Note: this project won 5th place at at MatadorHacks
As our world moves toward an increasingly global society, people tend to find themselves having to learn more and more languages, just to be able to communicate. Learning a new language can be hard. Services like Duolingo or Rosetta Stone provide excellent sources for learning words or hearing pronunciations, but one of the most difficult parts of learning a language is learning to pronounce the words correctly.
What it does
The goal of VOCALaiZ is to make it easier for non-native speakers to learn the pronunciation of a word.
How we built it
The program takes in an audio file, sends it to the cloud, converts it to speech using ML, generates an audio file based on that text, and then compares the fingerprints of the input file and generated file. Then it determines a pronunciation score.
Challenges we ran into
When we first started out, we thought the project would be fairly straightforward. Recognize the words, then get the ML model's confidence that it was correct. That parameter should scale to the quality of a person's pronunciation. But no. Sadly, it was nowhere near that simple. The model didn't output data accurate enough to use in our code. So instead, we decided to compare every word that was spoken to a correctly pronounced sample.

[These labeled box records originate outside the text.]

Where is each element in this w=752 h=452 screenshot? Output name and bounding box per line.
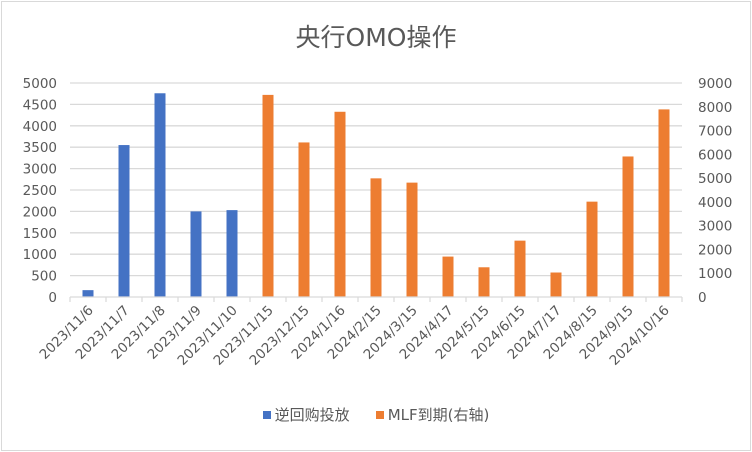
- y-left-tick: 3000: [23, 162, 57, 178]
- y-right-tick: 7000: [698, 124, 732, 140]
- bar: [190, 211, 202, 297]
- y-left-tick: 1500: [23, 226, 57, 242]
- legend-item-reverse-repo: 逆回购投放: [262, 404, 350, 425]
- legend-label-reverse-repo: 逆回购投放: [274, 406, 350, 424]
- y-left-tick: 500: [31, 269, 57, 285]
- y-right-tick: 4000: [698, 195, 732, 211]
- bar: [586, 201, 598, 297]
- legend-item-mlf: MLF到期(右轴): [375, 404, 490, 425]
- legend: 逆回购投放 MLF到期(右轴): [0, 404, 752, 425]
- y-right-tick: 1000: [698, 266, 732, 282]
- bar: [82, 290, 94, 297]
- y-right-tick: 2000: [698, 242, 732, 258]
- bar: [118, 145, 130, 297]
- y-right-tick: 9000: [698, 76, 732, 92]
- legend-label-mlf: MLF到期(右轴): [387, 406, 490, 424]
- y-right-tick: 3000: [698, 219, 732, 235]
- bar: [298, 142, 310, 297]
- bar: [514, 240, 526, 297]
- y-left-tick: 2500: [23, 183, 57, 199]
- y-left-tick: 2000: [23, 204, 57, 220]
- legend-swatch-reverse-repo: [262, 410, 271, 419]
- bar: [658, 109, 670, 297]
- bar: [550, 272, 562, 297]
- bar: [478, 267, 490, 297]
- y-left-tick: 4500: [23, 97, 57, 113]
- bar: [622, 156, 634, 297]
- bar: [406, 182, 418, 297]
- chart-title: 央行OMO操作: [295, 23, 457, 52]
- bar: [154, 93, 166, 297]
- y-left-tick: 4000: [23, 119, 57, 135]
- y-left-tick: 5000: [23, 76, 57, 92]
- bar: [334, 111, 346, 297]
- y-right-tick: 8000: [698, 100, 732, 116]
- y-left-tick: 3500: [23, 140, 57, 156]
- legend-swatch-mlf: [375, 410, 384, 419]
- bar: [226, 210, 238, 297]
- bar: [370, 178, 382, 297]
- y-right-tick: 0: [698, 290, 707, 306]
- y-left-tick: 0: [48, 290, 57, 306]
- bar: [262, 94, 274, 297]
- bar: [442, 256, 454, 297]
- y-right-tick: 6000: [698, 147, 732, 163]
- y-left-tick: 1000: [23, 247, 57, 263]
- y-right-tick: 5000: [698, 171, 732, 187]
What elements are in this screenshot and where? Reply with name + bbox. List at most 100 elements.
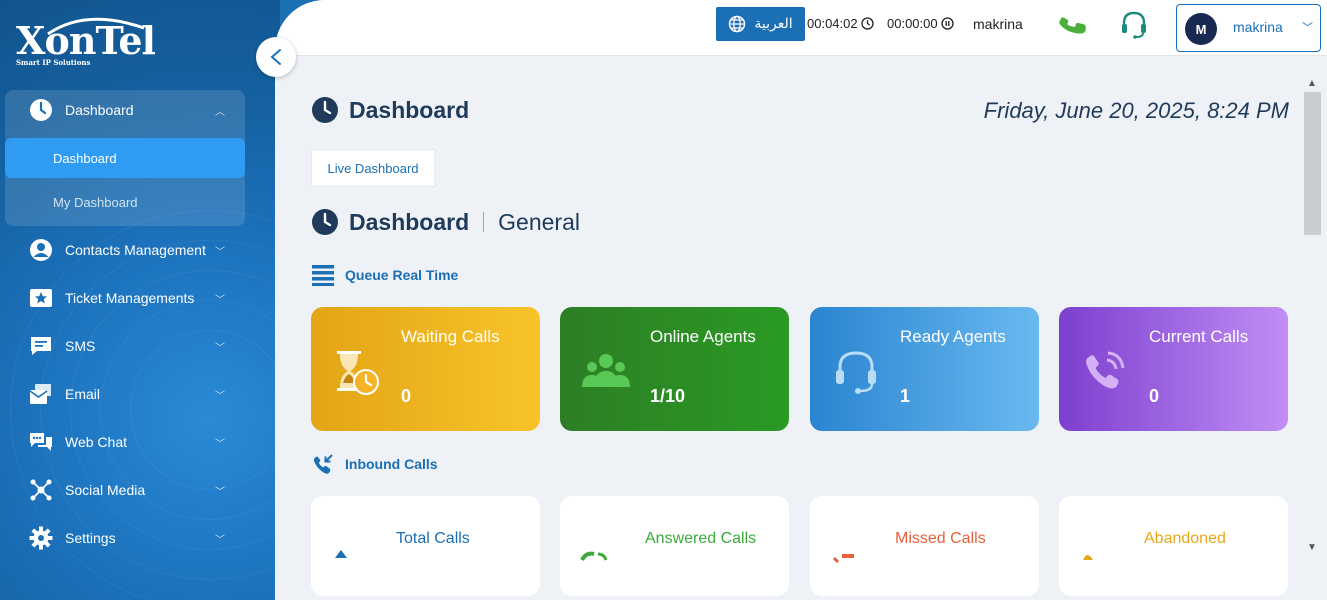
brand-logo[interactable]: XonTel Smart IP Solutions bbox=[16, 14, 156, 70]
sidebar-item-contacts[interactable]: Contacts Management ﹀ bbox=[0, 230, 260, 270]
main-content: العربية 00:04:02 00:00:00 makrina M makr… bbox=[275, 0, 1327, 600]
sidebar-item-label: Email bbox=[65, 386, 101, 402]
current-calls-card[interactable]: Current Calls 0 bbox=[1059, 307, 1288, 431]
sidebar-item-dashboard[interactable]: Dashboard ︿ bbox=[0, 90, 260, 130]
logo-swoosh-icon bbox=[47, 17, 145, 36]
headset-icon bbox=[828, 343, 884, 399]
clock-icon bbox=[312, 97, 338, 123]
section-title-text: Dashboard bbox=[349, 208, 470, 235]
chevron-down-icon: ﹀ bbox=[1302, 22, 1313, 34]
ticket-star-icon bbox=[28, 285, 54, 311]
envelope-icon bbox=[28, 381, 54, 407]
sidebar-item-label: Web Chat bbox=[65, 434, 127, 450]
page-title-text: Dashboard bbox=[349, 96, 470, 123]
sidebar-item-label: Settings bbox=[65, 530, 116, 546]
chevron-down-icon: ﹀ bbox=[215, 534, 225, 546]
inbound-calls-label: Inbound Calls bbox=[311, 452, 438, 476]
session-timer-value: 00:04:02 bbox=[807, 16, 858, 31]
sidebar-item-webchat[interactable]: Web Chat ﹀ bbox=[0, 422, 260, 462]
section-title-divider bbox=[483, 212, 485, 232]
hourglass-clock-icon bbox=[329, 343, 385, 399]
card-title: Online Agents bbox=[650, 327, 756, 346]
section-title: Dashboard General bbox=[311, 208, 580, 236]
answered-call-icon bbox=[580, 551, 608, 561]
chevron-up-icon: ︿ bbox=[215, 106, 225, 118]
page-title: Dashboard bbox=[311, 96, 469, 124]
card-title: Answered Calls bbox=[645, 530, 757, 547]
abandoned-call-icon bbox=[1083, 555, 1093, 560]
clock-icon bbox=[860, 17, 874, 30]
sidebar-item-email[interactable]: Email ﹀ bbox=[0, 374, 260, 414]
scroll-up-arrow[interactable]: ▲ bbox=[1307, 78, 1317, 89]
waiting-calls-card[interactable]: Waiting Calls 0 bbox=[311, 307, 540, 431]
chat-bubble-icon bbox=[28, 333, 54, 359]
card-value: 0 bbox=[401, 386, 412, 406]
online-agents-card[interactable]: Online Agents 1/10 bbox=[560, 307, 789, 431]
card-title: Current Calls bbox=[1149, 327, 1249, 346]
scrollbar-thumb[interactable] bbox=[1304, 92, 1321, 235]
scroll-down-arrow[interactable]: ▼ bbox=[1307, 542, 1317, 553]
current-datetime: Friday, June 20, 2025, 8:24 PM bbox=[983, 98, 1289, 123]
queue-real-time-label: Queue Real Time bbox=[311, 263, 458, 287]
chevron-left-icon bbox=[270, 49, 281, 65]
chevron-down-icon: ﹀ bbox=[215, 438, 225, 450]
chevron-down-icon: ﹀ bbox=[215, 486, 225, 498]
chevron-down-icon: ﹀ bbox=[215, 246, 225, 258]
tab-live-dashboard[interactable]: Live Dashboard bbox=[311, 149, 435, 187]
card-value: 0 bbox=[1149, 386, 1160, 406]
headset-icon[interactable] bbox=[1120, 10, 1148, 45]
session-timer: 00:04:02 bbox=[807, 16, 874, 31]
card-title: Missed Calls bbox=[895, 530, 986, 547]
sidebar-item-settings[interactable]: Settings ﹀ bbox=[0, 518, 260, 558]
sidebar-item-label: Contacts Management bbox=[65, 242, 206, 258]
ready-agents-card[interactable]: Ready Agents 1 bbox=[810, 307, 1039, 431]
missed-calls-card[interactable]: Missed Calls bbox=[810, 496, 1039, 596]
phone-ringing-icon bbox=[1077, 343, 1133, 399]
sidebar-subitem-dashboard[interactable]: Dashboard bbox=[5, 138, 245, 178]
phone-icon[interactable] bbox=[1058, 10, 1088, 45]
phone-icon bbox=[335, 550, 347, 558]
queue-real-time-text: Queue Real Time bbox=[345, 267, 459, 283]
gear-icon bbox=[28, 525, 54, 551]
brand-tagline: Smart IP Solutions bbox=[16, 58, 91, 67]
user-menu[interactable]: M makrina ﹀ bbox=[1176, 4, 1321, 52]
list-icon bbox=[312, 265, 334, 286]
chevron-down-icon: ﹀ bbox=[215, 342, 225, 354]
language-label: العربية bbox=[754, 16, 793, 32]
chat-bubbles-icon bbox=[28, 429, 54, 455]
card-value: 1 bbox=[900, 386, 911, 406]
sidebar-item-sms[interactable]: SMS ﹀ bbox=[0, 326, 260, 366]
clock-icon bbox=[312, 209, 338, 235]
card-value: 1/10 bbox=[650, 386, 686, 406]
globe-icon bbox=[729, 15, 746, 33]
sidebar-item-label: SMS bbox=[65, 338, 96, 354]
sidebar-item-label: Social Media bbox=[65, 482, 146, 498]
answered-calls-card[interactable]: Answered Calls bbox=[560, 496, 789, 596]
sidebar-item-tickets[interactable]: Ticket Managements ﹀ bbox=[0, 278, 260, 318]
language-switch-button[interactable]: العربية bbox=[716, 7, 805, 41]
sidebar-item-social-media[interactable]: Social Media ﹀ bbox=[0, 470, 260, 510]
card-title: Total Calls bbox=[396, 530, 470, 547]
users-group-icon bbox=[578, 343, 634, 399]
missed-call-icon bbox=[832, 554, 854, 564]
inbound-calls-text: Inbound Calls bbox=[345, 456, 438, 472]
user-circle-icon bbox=[28, 237, 54, 263]
network-icon bbox=[28, 477, 54, 503]
sidebar-collapse-button[interactable] bbox=[256, 37, 296, 77]
card-title: Abandoned bbox=[1144, 530, 1226, 547]
incoming-call-icon bbox=[313, 454, 333, 474]
total-calls-card[interactable]: Total Calls bbox=[311, 496, 540, 596]
user-menu-name: makrina bbox=[1233, 19, 1283, 35]
brand-name: XonTel bbox=[16, 18, 156, 63]
pause-timer-value: 00:00:00 bbox=[887, 16, 938, 31]
card-title: Ready Agents bbox=[900, 327, 1006, 346]
chevron-down-icon: ﹀ bbox=[215, 294, 225, 306]
pause-icon bbox=[940, 17, 954, 30]
top-bar: العربية 00:04:02 00:00:00 makrina M makr… bbox=[275, 0, 1327, 56]
sidebar: XonTel Smart IP Solutions Dashboard ︿ Da… bbox=[0, 0, 280, 600]
abandoned-calls-card[interactable]: Abandoned bbox=[1059, 496, 1288, 596]
sidebar-subitem-my-dashboard[interactable]: My Dashboard bbox=[53, 194, 138, 210]
clock-icon bbox=[28, 97, 54, 123]
agent-username: makrina bbox=[973, 16, 1023, 32]
avatar: M bbox=[1185, 13, 1217, 45]
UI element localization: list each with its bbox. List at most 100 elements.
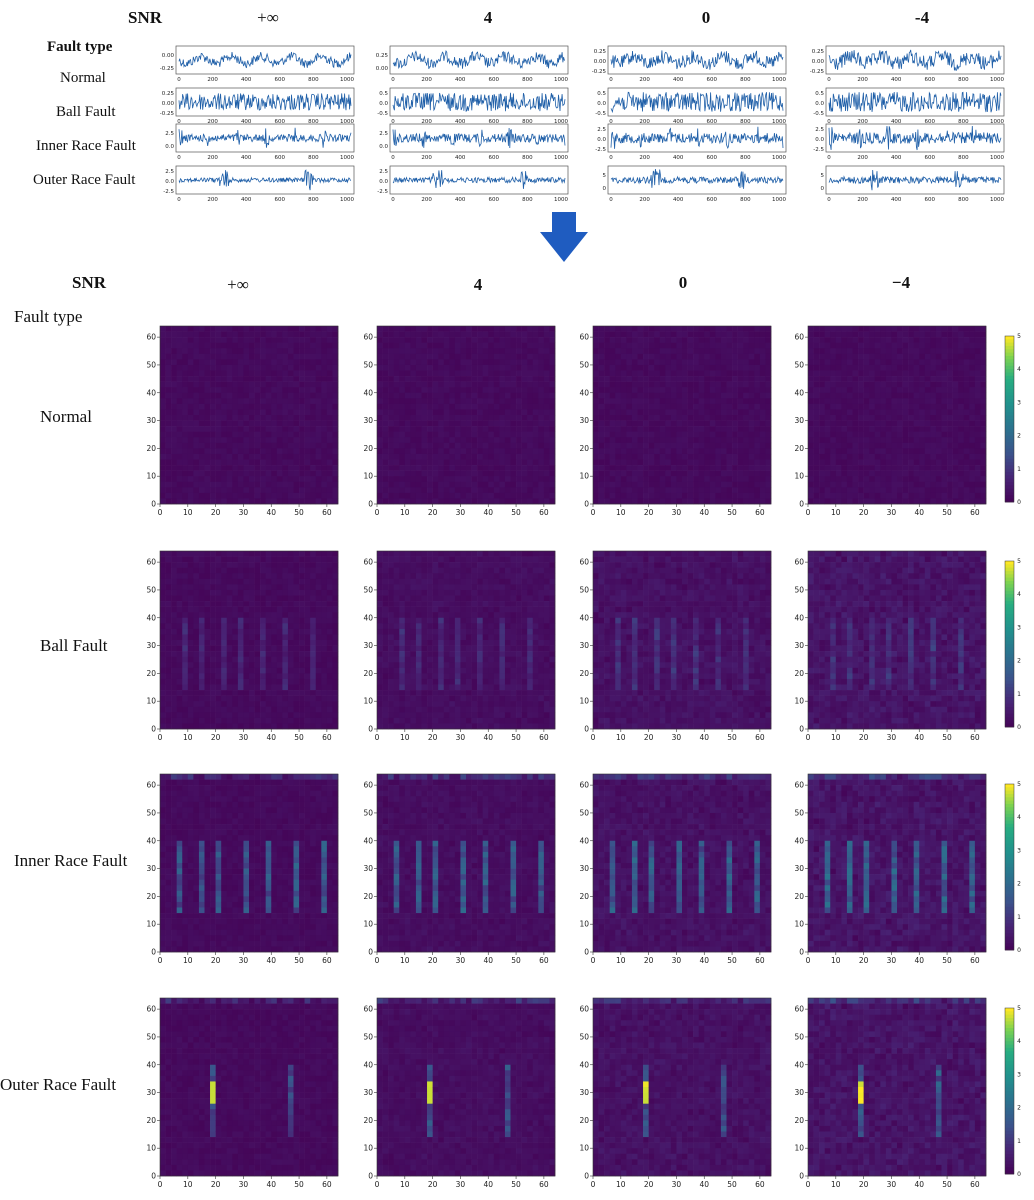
heatmap-cell — [510, 364, 517, 371]
heatmap-cell — [488, 437, 495, 444]
heatmap-cell — [443, 326, 450, 332]
heatmap-cell — [819, 448, 825, 455]
heatmap-cell — [165, 667, 172, 674]
heatmap-cell — [620, 437, 627, 444]
heatmap-cell — [198, 326, 205, 332]
waveform-y-tick: 0.00 — [162, 53, 175, 59]
heatmap-cell — [765, 387, 772, 394]
heatmap-cell — [715, 376, 722, 382]
heatmap-cell — [863, 376, 870, 382]
heatmap-cell — [504, 392, 511, 399]
heatmap-cell — [504, 453, 511, 460]
heatmap-cell — [226, 326, 233, 332]
heatmap-cell — [299, 376, 305, 382]
heatmap-cell — [891, 331, 898, 338]
heatmap-cell — [482, 403, 489, 410]
heatmap-cell — [824, 420, 831, 427]
heatmap-cell — [852, 370, 859, 377]
heatmap-cell — [858, 437, 864, 444]
waveform-x-tick: 600 — [275, 197, 286, 203]
heatmap-cell — [732, 331, 738, 338]
heatmap-cell — [232, 623, 239, 630]
heatmap-cell — [748, 403, 755, 410]
heatmap-cell — [935, 359, 942, 366]
heatmap-y-tick: 30 — [794, 416, 804, 425]
heatmap-cell — [399, 359, 406, 366]
heatmap-cell — [846, 381, 853, 388]
heatmap-cell — [908, 415, 914, 421]
heatmap-cell — [193, 364, 200, 371]
heatmap-cell — [198, 364, 205, 371]
heatmap-cell — [210, 376, 216, 382]
heatmap-cell — [615, 470, 622, 477]
heatmap-cell — [880, 392, 887, 399]
heatmap-cell — [720, 476, 727, 483]
heatmap-cell — [237, 567, 244, 574]
heatmap-cell — [454, 453, 461, 460]
heatmap-cell — [835, 403, 842, 410]
heatmap-cell — [963, 370, 970, 377]
heatmap-x-tick: 20 — [859, 508, 869, 517]
heatmap-cell — [980, 326, 987, 332]
heatmap-cell — [160, 717, 166, 724]
heatmap-cell — [637, 415, 644, 421]
heatmap-cell — [221, 376, 228, 382]
heatmap-cell — [493, 348, 500, 355]
heatmap-cell — [765, 437, 772, 444]
heatmap-cell — [682, 442, 688, 449]
heatmap-cell — [913, 331, 920, 338]
heatmap-cell — [510, 342, 517, 349]
heatmap-cell — [897, 442, 903, 449]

In doing so, we ran into some errors and complications involving the audio fingerprint. For example, the function doesn't take floats as timestamps, so if our audio bit is less than one second, it read it as 0 seconds and no audio file. The interactions with the Google Cloud API also took a while to figure out.
Accomplishments that we're proud of
Getting all of the different parts to work together was very challenging but we were able to get it to work.
What we learned
We learned how to implement neural networks, fingerprint audio and deal with binaries. Other useful skills learned include: dealing with expo audio streaming, interacting with cloud-based servers, and implementation of libraries such as ffmpeg, pyacoustid, pydub, beautiful soup, and more.
What's next for vocalaiz
In the future, we plan to add streaming capability, as well as other languages.